Oh, that sounded a little demanding. But I’m being honest here. Sometimes I get fixated on having a particular food and the next thing you know, I’m out the door. Such was the case with these Saba Bananas. I had heard about Turon, a Filipino snack of saba bananas coated in brown sugar, tucked into spring roll wrappers, and then deep-fried.


Because deep-frying is so much more interesting than eating these bananas as they are. Sure, they taste like regular bananas, but they also cost about 20 cents to 40 cents more a pound than them.
Anyway, back to my latest food-fixation story. I had heard about Turon, the fat little (you know what I mean) deep-fried bundles of goodness, and had to try them. So naturally I hopped in my car and drove to a Filipino restaurant 15 minutes away.
When I entered the restaurant, my eyes immediately landed on the steam-table offerings, and I consequently got distracted by them. That Adobo (pork or chicken simmered in vinegar and soy sauce) looks good. So does that Picadillo (ground beef, peas, and carrots in tomato sauce). Wait, what did I come here for?
“Do you have something made with saba bananas?” I asked the lady behind the counter.
“You mean Turon? No, we don’t have that,” she replied.
So I walked away disappointed, but with a new mission. Because while I stood in the restaurant waiting for the lady to box up my order of Chicken Adobo, I remembered a place that I had bought fried bananas from before.

Twenty minutes after leaving the Filipino restaurant, I had an order of these babies from a Hawaiian joint in the food court of an Asian supermarket.

Okay, they weren’t Turon, but instead regular bananas dipped in coconut milk, coconut-meat shavings, and then deep-fried. They were tasty—all crunchy coating and sweet, mushy filling—and that’s what really matters, right?

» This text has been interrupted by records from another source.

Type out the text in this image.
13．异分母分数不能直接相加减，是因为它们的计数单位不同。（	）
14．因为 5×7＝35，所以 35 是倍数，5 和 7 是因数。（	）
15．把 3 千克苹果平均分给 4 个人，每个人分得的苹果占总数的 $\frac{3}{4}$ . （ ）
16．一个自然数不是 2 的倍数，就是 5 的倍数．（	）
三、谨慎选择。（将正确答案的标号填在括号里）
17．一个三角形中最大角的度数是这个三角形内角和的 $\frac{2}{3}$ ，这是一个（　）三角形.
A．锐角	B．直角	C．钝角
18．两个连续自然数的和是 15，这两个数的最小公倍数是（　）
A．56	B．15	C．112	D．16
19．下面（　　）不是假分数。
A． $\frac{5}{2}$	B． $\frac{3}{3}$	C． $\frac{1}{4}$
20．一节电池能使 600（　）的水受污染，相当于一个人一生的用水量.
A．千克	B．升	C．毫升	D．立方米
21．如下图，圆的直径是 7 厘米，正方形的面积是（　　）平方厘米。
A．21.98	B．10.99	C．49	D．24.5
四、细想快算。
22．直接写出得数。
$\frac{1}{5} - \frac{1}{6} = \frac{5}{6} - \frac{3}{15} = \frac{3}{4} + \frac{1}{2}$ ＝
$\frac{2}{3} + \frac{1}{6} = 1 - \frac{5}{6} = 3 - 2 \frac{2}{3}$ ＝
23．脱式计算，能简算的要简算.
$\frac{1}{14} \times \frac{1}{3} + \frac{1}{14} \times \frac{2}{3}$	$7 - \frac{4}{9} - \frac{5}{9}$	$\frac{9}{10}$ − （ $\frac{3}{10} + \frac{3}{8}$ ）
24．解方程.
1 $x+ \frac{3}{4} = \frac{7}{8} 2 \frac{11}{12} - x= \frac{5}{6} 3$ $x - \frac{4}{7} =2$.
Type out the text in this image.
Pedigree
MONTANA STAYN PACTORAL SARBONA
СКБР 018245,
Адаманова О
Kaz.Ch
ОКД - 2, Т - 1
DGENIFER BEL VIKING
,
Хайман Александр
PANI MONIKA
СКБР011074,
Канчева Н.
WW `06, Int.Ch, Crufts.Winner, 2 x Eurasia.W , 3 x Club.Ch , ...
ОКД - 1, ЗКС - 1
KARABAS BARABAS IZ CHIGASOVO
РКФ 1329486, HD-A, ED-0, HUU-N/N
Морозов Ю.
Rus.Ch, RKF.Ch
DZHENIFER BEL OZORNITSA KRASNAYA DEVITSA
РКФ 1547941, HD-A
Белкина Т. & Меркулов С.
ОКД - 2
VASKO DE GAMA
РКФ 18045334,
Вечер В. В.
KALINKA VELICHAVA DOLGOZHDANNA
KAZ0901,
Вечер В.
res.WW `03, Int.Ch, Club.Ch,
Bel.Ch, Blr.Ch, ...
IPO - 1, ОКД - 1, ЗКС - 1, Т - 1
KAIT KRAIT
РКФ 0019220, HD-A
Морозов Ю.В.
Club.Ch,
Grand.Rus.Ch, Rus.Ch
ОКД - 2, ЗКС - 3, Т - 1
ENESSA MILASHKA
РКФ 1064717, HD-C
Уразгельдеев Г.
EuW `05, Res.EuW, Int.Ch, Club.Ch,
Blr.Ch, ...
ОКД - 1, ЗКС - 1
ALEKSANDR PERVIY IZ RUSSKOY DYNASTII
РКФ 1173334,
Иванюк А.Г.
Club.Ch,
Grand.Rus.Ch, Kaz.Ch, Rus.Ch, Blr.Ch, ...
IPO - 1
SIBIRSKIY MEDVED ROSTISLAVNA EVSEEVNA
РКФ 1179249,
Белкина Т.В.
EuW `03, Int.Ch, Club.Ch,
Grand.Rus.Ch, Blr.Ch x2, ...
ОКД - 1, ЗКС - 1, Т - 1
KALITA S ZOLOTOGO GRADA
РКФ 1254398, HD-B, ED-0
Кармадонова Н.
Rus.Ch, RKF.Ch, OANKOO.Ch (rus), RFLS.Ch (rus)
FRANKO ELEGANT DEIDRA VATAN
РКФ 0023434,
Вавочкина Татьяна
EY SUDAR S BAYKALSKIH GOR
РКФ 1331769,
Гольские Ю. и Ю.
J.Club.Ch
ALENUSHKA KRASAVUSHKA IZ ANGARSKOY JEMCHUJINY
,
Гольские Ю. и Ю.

Ok, these little bananas look fabulous!! I’m getting hungry…
Oh, dear Goodness! Those little coconut banana fritter things look positively EVIL! My waistline is *not* going to thank Pioneer Woman for leading me into your temptations. My tongue, however, is already screaming “Woo Hooo!!”
Carrie: The fritters tasted even better the next day, after I’d heated them in the microwave.
Oh my goodness! Now, I’ve been spoiled with turon, as it’s my mama’s favorite fried delight and we pick some up everytime we visit the Filipino store, but the images and description of that coconut-banana fritter has got me drooling. How the heck am I going to find that in NYC?!
KP: I got the fried bananas from a Hawaiian restaurant, I don’t know if that helps. Where am I going to find turon?! Ha, I guess we’re two girls living on two opposite coasts of the U.S., one searching for fried bananas, the other for turon.
Turon is pretty simple to make; it’s as easy as your description and hard to mess up, really! One trick is to make sure you buy Filipino lumpia/spring roll wrappers that fry up smooth and crispy, not bubbly and crunchy like wontons. Or, if you’d rather buy them, I can help you find a place close to you that sells them, especially if you’re in the Bay Area. Some Filipino bakeries sell them as well.
Other types of banana frittery things can be found in Thai/Cambodian/Singaporean restaurants.
Dee: It’s good to know that turon is hard to mess up. That is, until I remember that it’ll be me making it. I appreciate your advice, and I’m sure others do as well.
is it meat on the center?
yeah!! what is on the center of this yummy mouth watering fritters? may i ask for a recipe? please? pretty please?